The function is $f(x_1,x_2,x_3) = e^{x_1^2}+x_2^4+x_2^2x_3^2+x_3^4+6x_2+6x_3$
The gradient is $∇f(x)=[2x_1e^{x_1^2} ,4x_2^3+2x_2x_3^2+6, 4x_3^3+2x_3x_2^2+6]$
Now to find the extremum points the gradient must be zero and the only point I could find was $x=(0,-1,-1),$ however I'm not sure it is the only extremum point.

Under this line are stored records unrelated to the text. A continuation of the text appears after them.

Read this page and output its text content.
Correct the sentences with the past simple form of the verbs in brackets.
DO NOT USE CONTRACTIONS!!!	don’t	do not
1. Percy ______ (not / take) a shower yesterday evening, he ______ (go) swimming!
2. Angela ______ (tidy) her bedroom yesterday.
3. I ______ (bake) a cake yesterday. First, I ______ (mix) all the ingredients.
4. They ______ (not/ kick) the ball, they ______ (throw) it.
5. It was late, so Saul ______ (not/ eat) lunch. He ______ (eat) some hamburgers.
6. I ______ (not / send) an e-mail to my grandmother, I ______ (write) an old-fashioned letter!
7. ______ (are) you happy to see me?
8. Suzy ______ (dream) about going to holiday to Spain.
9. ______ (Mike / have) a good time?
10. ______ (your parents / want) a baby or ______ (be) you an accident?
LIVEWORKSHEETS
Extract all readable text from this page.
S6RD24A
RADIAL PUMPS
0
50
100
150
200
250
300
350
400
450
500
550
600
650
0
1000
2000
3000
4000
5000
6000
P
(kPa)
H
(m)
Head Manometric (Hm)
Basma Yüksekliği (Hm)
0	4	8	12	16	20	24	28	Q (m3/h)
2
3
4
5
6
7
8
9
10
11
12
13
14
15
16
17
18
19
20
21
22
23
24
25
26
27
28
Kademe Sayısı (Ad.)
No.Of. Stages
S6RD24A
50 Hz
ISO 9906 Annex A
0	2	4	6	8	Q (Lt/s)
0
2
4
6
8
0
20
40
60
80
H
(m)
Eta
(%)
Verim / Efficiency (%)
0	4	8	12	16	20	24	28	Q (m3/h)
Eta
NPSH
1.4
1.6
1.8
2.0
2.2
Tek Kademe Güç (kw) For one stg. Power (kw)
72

Furthermore, the $∇^2f(x)= \begin{pmatrix} 2e^{x_1^2}+4x_1^2e^{x_1^2} & 0 & 0 \\ 0 & 12x_2^2+2x_3^2 & 4x_2x_3 \\ 0 & 4x_3x_2 & 12x_3^2+2x_2^2 \end{pmatrix}$
There's a theory that states if $∇^2f(x)≥0$ then the function is convex, therefore any local extremum points are global.
At the point $x=(0,-1,-1)$ we do have that $∇^2f(x)≥0$, since all the leading principle minors are positive.
Does this mean that the function has one extremum point and that it's a global one?
It is correct, there is only one extremum point, the local minimum is a global minimum and is the only local extremum of the function.